Considérant qu’il y a lieu de confirmer le jugement entrepris en ce qu’il’a débouté la société Think Schuhwerk de sa demande en contrefaçon.
Sur la demande reconventionnelle de Me Basse ès-qualités pour procédure abusive
Considérant que Me basse ès-qualités soutient que l’appel a été interjeté avec légèreté et dans le seul but de nuire aux intimées ;
Considérant que, si la société Think Schuhwerk n’a pas produit aucune pièce nouvelle à même de justifier de l’existence d’un établissement industriel ou commercial réel et sérieux, il n’en résulte pas la démonstration d’un appel interjeté avec une légèreté blâmable dans une intention de nuire ; qu’il y a lieu de débouter Me Basse, ès- qualités, de sa demande de dommages et intérêts.
Sur l’article 700 du code de procédure civile
Considérant que Me Basse, ès-qualités, a dû engager des frais non compris dans les dépens qu’il serait inéquitable de laisser en totalité à sa charge, qu’il y a lieu de faire application des dispositions de l’article 700 du code de procédure civile dans la mesure qui sera précisée au dispositif.
PAR CES MOTIFS
LA COUR, statuant publiquement, contradictoirement et en dernier ressort,
CONFIRME le jugement sauf en ce qu’il a constaté le défaut de validité de la marque 'Think’ et a déclaré la société Think Schuhwerk GmbH irrecevable.

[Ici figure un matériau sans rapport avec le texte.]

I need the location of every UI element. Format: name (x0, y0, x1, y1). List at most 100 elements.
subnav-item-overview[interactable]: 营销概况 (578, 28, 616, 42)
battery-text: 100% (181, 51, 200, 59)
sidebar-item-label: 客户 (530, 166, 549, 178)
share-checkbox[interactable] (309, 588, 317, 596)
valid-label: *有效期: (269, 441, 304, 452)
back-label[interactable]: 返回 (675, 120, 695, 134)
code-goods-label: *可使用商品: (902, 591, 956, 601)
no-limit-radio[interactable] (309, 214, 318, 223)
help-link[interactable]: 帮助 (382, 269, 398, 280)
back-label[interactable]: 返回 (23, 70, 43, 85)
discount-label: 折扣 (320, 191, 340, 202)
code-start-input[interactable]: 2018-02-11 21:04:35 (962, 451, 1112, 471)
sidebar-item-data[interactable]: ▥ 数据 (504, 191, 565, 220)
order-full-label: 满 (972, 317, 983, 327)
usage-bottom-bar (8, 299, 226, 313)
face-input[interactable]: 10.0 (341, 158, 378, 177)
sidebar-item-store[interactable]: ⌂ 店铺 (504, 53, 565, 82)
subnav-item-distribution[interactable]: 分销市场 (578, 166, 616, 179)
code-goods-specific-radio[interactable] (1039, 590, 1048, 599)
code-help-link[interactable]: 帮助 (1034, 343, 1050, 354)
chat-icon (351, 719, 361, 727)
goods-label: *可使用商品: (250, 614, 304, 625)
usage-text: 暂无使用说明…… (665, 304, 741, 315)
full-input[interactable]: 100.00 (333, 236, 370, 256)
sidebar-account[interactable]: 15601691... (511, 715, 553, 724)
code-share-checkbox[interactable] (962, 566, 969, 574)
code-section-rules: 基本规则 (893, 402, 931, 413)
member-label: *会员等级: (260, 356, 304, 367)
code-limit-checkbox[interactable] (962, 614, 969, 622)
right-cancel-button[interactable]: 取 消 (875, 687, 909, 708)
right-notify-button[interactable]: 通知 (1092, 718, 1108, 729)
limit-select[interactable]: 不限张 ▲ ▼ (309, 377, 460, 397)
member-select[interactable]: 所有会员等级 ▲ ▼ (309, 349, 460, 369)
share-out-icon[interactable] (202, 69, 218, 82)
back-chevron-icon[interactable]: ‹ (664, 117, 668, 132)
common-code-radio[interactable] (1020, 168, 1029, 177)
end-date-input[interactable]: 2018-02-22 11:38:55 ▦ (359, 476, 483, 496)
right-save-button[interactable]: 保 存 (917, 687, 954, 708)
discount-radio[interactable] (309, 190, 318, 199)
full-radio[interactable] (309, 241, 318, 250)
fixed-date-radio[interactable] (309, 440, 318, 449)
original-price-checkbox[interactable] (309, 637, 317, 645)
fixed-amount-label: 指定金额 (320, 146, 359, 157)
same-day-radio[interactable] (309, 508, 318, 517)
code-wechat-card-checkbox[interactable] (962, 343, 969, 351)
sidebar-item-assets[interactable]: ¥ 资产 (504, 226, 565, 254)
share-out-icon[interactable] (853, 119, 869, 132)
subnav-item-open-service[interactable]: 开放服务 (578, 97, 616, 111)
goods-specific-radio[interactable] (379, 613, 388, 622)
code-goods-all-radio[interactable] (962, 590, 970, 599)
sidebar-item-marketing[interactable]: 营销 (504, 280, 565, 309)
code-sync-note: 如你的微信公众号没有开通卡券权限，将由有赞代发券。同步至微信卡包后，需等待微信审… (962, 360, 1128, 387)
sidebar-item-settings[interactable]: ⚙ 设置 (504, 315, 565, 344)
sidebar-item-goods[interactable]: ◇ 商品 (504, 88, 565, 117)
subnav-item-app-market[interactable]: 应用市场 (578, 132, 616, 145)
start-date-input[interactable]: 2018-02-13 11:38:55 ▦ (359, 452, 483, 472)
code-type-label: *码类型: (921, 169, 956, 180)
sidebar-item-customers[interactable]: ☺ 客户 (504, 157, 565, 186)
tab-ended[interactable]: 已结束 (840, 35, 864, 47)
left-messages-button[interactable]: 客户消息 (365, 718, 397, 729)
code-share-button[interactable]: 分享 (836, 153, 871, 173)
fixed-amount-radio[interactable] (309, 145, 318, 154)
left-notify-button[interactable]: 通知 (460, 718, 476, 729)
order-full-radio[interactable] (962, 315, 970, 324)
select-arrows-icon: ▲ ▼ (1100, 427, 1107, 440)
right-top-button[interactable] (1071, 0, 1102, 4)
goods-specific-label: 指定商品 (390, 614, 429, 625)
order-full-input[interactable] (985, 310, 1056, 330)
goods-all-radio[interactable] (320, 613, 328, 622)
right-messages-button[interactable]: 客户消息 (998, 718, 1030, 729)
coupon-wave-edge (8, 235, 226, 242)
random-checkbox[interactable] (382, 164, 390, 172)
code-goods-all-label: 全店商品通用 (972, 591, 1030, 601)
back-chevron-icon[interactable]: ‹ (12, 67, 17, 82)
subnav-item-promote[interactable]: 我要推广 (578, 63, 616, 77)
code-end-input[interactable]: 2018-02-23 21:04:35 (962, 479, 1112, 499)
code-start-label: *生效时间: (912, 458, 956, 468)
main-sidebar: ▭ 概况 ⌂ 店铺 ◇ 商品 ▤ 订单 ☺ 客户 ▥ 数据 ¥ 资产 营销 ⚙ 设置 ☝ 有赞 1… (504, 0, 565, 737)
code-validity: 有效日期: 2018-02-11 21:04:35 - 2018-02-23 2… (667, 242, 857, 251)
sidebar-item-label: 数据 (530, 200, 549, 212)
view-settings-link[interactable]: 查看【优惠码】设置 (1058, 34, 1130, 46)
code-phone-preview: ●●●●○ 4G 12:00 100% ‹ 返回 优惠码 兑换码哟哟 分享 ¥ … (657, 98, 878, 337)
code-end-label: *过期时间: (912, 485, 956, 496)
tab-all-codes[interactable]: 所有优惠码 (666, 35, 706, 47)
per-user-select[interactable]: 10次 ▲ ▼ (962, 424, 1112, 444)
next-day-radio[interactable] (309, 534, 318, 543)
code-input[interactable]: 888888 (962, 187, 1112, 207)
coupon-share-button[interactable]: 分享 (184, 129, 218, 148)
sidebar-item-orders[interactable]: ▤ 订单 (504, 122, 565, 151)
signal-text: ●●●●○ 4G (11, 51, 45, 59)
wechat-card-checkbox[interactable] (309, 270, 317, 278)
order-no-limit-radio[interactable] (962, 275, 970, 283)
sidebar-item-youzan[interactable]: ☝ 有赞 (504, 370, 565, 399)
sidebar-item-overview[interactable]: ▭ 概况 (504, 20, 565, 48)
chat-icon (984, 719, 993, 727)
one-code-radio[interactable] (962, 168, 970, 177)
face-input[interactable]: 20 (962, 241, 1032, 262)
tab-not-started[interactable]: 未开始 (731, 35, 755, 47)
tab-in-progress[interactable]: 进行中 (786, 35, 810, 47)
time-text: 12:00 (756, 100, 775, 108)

Et statuant à nouveau,
DECLARE recevable la société Think Schuhwerk GmbH.
CONDAMNE la société Think Schuhwerk GmbH à payer à la société Bata France Distribution et à Me Basse, ès-qualités, la somme de 10 000€ au titre de l’article 700 du code de procédure civile
REJETTE toute autre demande, fin ou conclusion plus ample ou contraire.
CONDAMNE la société Think Schuhwerk GmbH aux entiers dépens qui seront recouvrés conformément aux dispositions de l’article 699 du code de procédure civile.